It saw the federal government intervene in local affairs to serve as the
protector of a persecuted minority group's civil rights, and saw local
regimes of low taxation and limited government used as a smokescreen for
reestablishing white supremacy and traditional oligarchy. Along the way, it
remade the landscape of electoral politics, shaping both major political
parties into recognizable precursors of their modern selves. And as Du Bois
tried to remind the 20th century, it asked still-unanswered questions about
whether freedom for African-Americans -- or any other Americans --
signified more than the freedom to sell their labor rather than have it
beaten out of them.
Whatever else it was, the period of a dozen or so years after the Civil War
was one of incredible political drama, unlike anything else in our history.
Four million newly minted United States citizens, who had been other men's
chattel months earlier, were thrust into the historical and political
limelight. In alliance with both the "radical Republicans" of the North and
a surprising array of Southern whites, they tried to build a biracial
democracy on the ruins of a slave society. The legacy of this revolutionary
experiment -- more revolutionary than any social change ever effected in
the U.S., before or after -- has been debated ever since. Indeed, it was
debated extensively at the time, and its participants were aware that it
cast the notion of American freedom into sharp relief. In the words of
Abraham Lincoln's Emancipation Proclamation, the former slaves were to be
"then, thenceforward, and forever free." But what did that mean?

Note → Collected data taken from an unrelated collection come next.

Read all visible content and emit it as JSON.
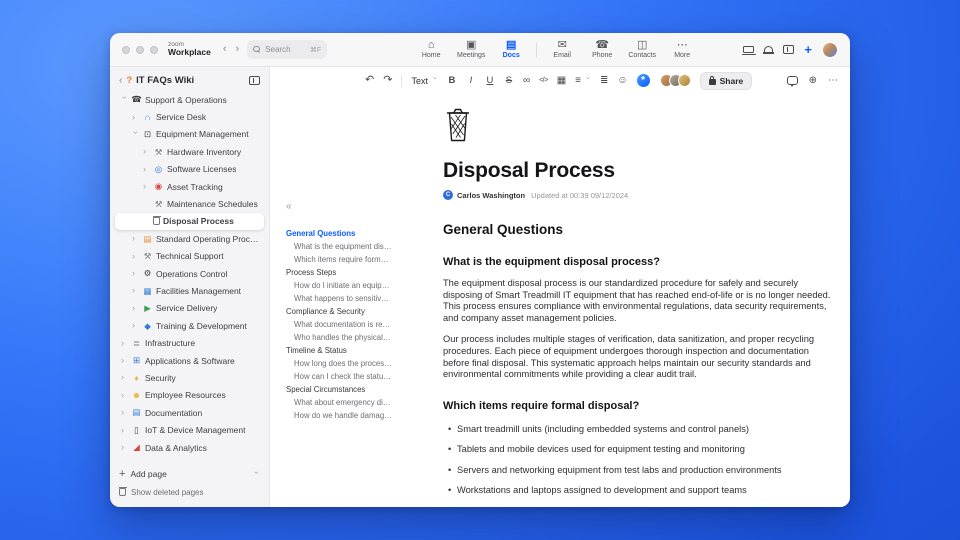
{
  "window": {
    "brand": {
      "top": "zoom",
      "bottom": "Workplace"
    },
    "search": {
      "placeholder": "Search",
      "shortcut": "⌘F"
    },
    "topnav": [
      {
        "label": "Home",
        "icon": "home-icon"
      },
      {
        "label": "Meetings",
        "icon": "meetings-icon"
      },
      {
        "label": "Docs",
        "icon": "docs-icon",
        "active": true
      },
      {
        "divider": true
      },
      {
        "label": "Email",
        "icon": "email-icon"
      },
      {
        "label": "Phone",
        "icon": "phone-icon"
      },
      {
        "label": "Contacts",
        "icon": "contacts-icon"
      },
      {
        "label": "More",
        "icon": "more-icon"
      }
    ],
    "right_icons": [
      "laptop-icon",
      "bell-icon",
      "panel-icon",
      "ai-companion-icon",
      "user-avatar"
    ]
  },
  "sidebar": {
    "emoji": "?",
    "title": "IT FAQs Wiki",
    "items": [
      {
        "label": "Support & Operations",
        "icon": "phone-icon",
        "color": "#3c3c41",
        "indent": 0,
        "chevron": "down"
      },
      {
        "label": "Service Desk",
        "icon": "headset-icon",
        "color": "#2f7bd9",
        "indent": 1,
        "chevron": "right"
      },
      {
        "label": "Equipment Management",
        "icon": "monitor-icon",
        "color": "#3c3c41",
        "indent": 1,
        "chevron": "down"
      },
      {
        "label": "Hardware Inventory",
        "icon": "wrench-icon",
        "color": "#7c7c82",
        "indent": 2,
        "chevron": "right"
      },
      {
        "label": "Software Licenses",
        "icon": "disc-icon",
        "color": "#2f7bd9",
        "indent": 2,
        "chevron": "right"
      },
      {
        "label": "Asset Tracking",
        "icon": "pin-icon",
        "color": "#d8433c",
        "indent": 2,
        "chevron": "right"
      },
      {
        "label": "Maintenance Schedules",
        "icon": "tools-icon",
        "color": "#7c7c82",
        "indent": 2,
        "chevron": null
      },
      {
        "label": "Disposal Process",
        "icon": "trash-icon",
        "color": "#5c5c61",
        "indent": 2,
        "chevron": null,
        "selected": true
      },
      {
        "label": "Standard Operating Procedures",
        "icon": "book-icon",
        "color": "#e58f2a",
        "indent": 1,
        "chevron": "right"
      },
      {
        "label": "Technical Support",
        "icon": "wrench-icon",
        "color": "#7c7c82",
        "indent": 1,
        "chevron": "right"
      },
      {
        "label": "Operations Control",
        "icon": "gear-icon",
        "color": "#3c3c41",
        "indent": 1,
        "chevron": "right"
      },
      {
        "label": "Facilities Management",
        "icon": "building-icon",
        "color": "#2f7bd9",
        "indent": 1,
        "chevron": "right"
      },
      {
        "label": "Service Delivery",
        "icon": "truck-icon",
        "color": "#3f9d58",
        "indent": 1,
        "chevron": "right"
      },
      {
        "label": "Training & Development",
        "icon": "graduation-icon",
        "color": "#2f7bd9",
        "indent": 1,
        "chevron": "right"
      },
      {
        "label": "Infrastructure",
        "icon": "server-icon",
        "color": "#7c7c82",
        "indent": 0,
        "chevron": "right"
      },
      {
        "label": "Applications & Software",
        "icon": "grid-icon",
        "color": "#2f7bd9",
        "indent": 0,
        "chevron": "right"
      },
      {
        "label": "Security",
        "icon": "shield-icon",
        "color": "#e5b93c",
        "indent": 0,
        "chevron": "right"
      },
      {
        "label": "Employee Resources",
        "icon": "people-icon",
        "color": "#e5b93c",
        "indent": 0,
        "chevron": "right"
      },
      {
        "label": "Documentation",
        "icon": "docs-icon",
        "color": "#2f7bd9",
        "indent": 0,
        "chevron": "right"
      },
      {
        "label": "IoT & Device Management",
        "icon": "device-icon",
        "color": "#3c3c41",
        "indent": 0,
        "chevron": "right"
      },
      {
        "label": "Data & Analytics",
        "icon": "chart-icon",
        "color": "#d8433c",
        "indent": 0,
        "chevron": "right"
      }
    ],
    "add_page": {
      "icon": "plus-icon",
      "label": "Add page",
      "chevron": "chevron-down-icon"
    },
    "deleted": {
      "icon": "trash-icon",
      "label": "Show deleted pages"
    }
  },
  "editor_toolbar": {
    "history_icons": [
      "undo-icon",
      "redo-icon"
    ],
    "text_style": {
      "label": "Text"
    },
    "format_buttons": [
      {
        "label": "B",
        "name": "bold-button"
      },
      {
        "label": "I",
        "name": "italic-button"
      },
      {
        "label": "U",
        "name": "underline-button"
      },
      {
        "label": "S",
        "name": "strikethrough-button"
      }
    ],
    "insert_icons": [
      "link-icon",
      "code-icon",
      "codeblock-icon"
    ],
    "align_icon": "align-icon",
    "extra_icons": [
      "list-icon",
      "emoji-icon"
    ],
    "ai_button": "ai-companion-button",
    "collaborator_avatars": 3,
    "share": {
      "icon": "lock-icon",
      "label": "Share"
    },
    "right_icons": [
      "comment-icon",
      "globe-icon",
      "more-icon"
    ]
  },
  "document": {
    "title": "Disposal Process",
    "author": "Carlos Washington",
    "updated": "Updated at 00:39 09/12/2024",
    "toc": {
      "items": [
        {
          "label": "General Questions",
          "level": 0,
          "active": true
        },
        {
          "label": "What is the equipment disp...",
          "level": 1
        },
        {
          "label": "Which items require formal ...",
          "level": 1
        },
        {
          "label": "Process Steps",
          "level": 0
        },
        {
          "label": "How do I initiate an equipm...",
          "level": 1
        },
        {
          "label": "What happens to sensitive ...",
          "level": 1
        },
        {
          "label": "Compliance & Security",
          "level": 0
        },
        {
          "label": "What documentation is req...",
          "level": 1
        },
        {
          "label": "Who handles the physical di...",
          "level": 1
        },
        {
          "label": "Timeline & Status",
          "level": 0
        },
        {
          "label": "How long does the process ...",
          "level": 1
        },
        {
          "label": "How can I check the status ...",
          "level": 1
        },
        {
          "label": "Special Circumstances",
          "level": 0
        },
        {
          "label": "What about emergency dis...",
          "level": 1
        },
        {
          "label": "How do we handle damage...",
          "level": 1
        }
      ]
    },
    "blocks": [
      {
        "type": "h2",
        "text": "General Questions"
      },
      {
        "type": "h3",
        "text": "What is the equipment disposal process?"
      },
      {
        "type": "p",
        "text": "The equipment disposal process is our standardized procedure for safely and securely disposing of Smart Treadmill IT equipment that has reached end-of-life or is no longer needed. This process ensures compliance with environmental regulations, data security requirements, and company asset management policies."
      },
      {
        "type": "p",
        "text": "Our process includes multiple stages of verification, data sanitization, and proper recycling procedures. Each piece of equipment undergoes thorough inspection and documentation before final disposal. This systematic approach helps maintain our security standards and environmental commitments while providing a clear audit trail."
      },
      {
        "type": "h3",
        "text": "Which items require formal disposal?"
      },
      {
        "type": "ul",
        "items": [
          "Smart treadmill units (including embedded systems and control panels)",
          "Tablets and mobile devices used for equipment testing and monitoring",
          "Servers and networking equipment from test labs and production environments",
          "Workstations and laptops assigned to development and support teams"
        ]
      }
    ]
  }
}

Leaving aside the question of how to understand Reconstruction, its basic
facts are astonishing enough. After the surrender of the Confederacy and
the assassination of Lincoln, the Republican majority in Congress was (at
least briefly) determined to crush the spirit of Southern rebellion and
provide full citizenship to the freed slaves. Waging a ferocious battle
against President Andrew Johnson (whose vision of Southern Reconstruction
was, to put it gently, less ambitious), Congress drove through the 13th,
14th and 15th Amendments to the Constitution, enshrining the concept of
universal equality before the law in that document for the first time. That
extraordinary Washington conflict reached its climax in 1868, when Johnson
was impeached by the House and avoided removal from office by a single vote
in the Senate.
Whether newly emancipated or free-born, African-Americans flooded into the
political and civic life of the Reconstruction South with prodigious
enthusiasm. Many of the social organizations that had persisted underground
under slavery, such as the black churches, black schools and black social
organizations, became legitimate for the first time. (A fair number of
these Reconstruction institutions, such as the traditional black colleges
and the African Methodist Episcopal Church, remain prominent in
African-American life today.) Within a few years, a middle class of black
preachers, doctors and other professionals had begun to emerge, partly
because of existing disparities in wealth and education between free
blacks, rural plantation slaves and urban domestic slaves (some of whom had
led relatively privileged lives).
These are the most energizing sections of Foner's propulsive narrative:
Even white Southerners with openly racist attitudes and allegiances to the
defeated aristocracy were struck by black Americans' appetite for literacy,
political discourse and civic engagement after emancipation. "You never saw
a people more excited on the subject of politics than are the Negroes of
the South," wrote an Alabama plantation overseer in 1867. "They are
Upward of 2,000 African-Americans were elected or appointed to office
across the South before Reconstruction had run its course, a number not
matched for more than a century afterward. These included the first two
black U.S. senators, Hiram R. Revels and Blanche K. Bruce, both of
Mississippi (with Revels actually taking the Senate seat that had been
abandoned by Jefferson Davis), and the wonderfully named Pinckney B.S.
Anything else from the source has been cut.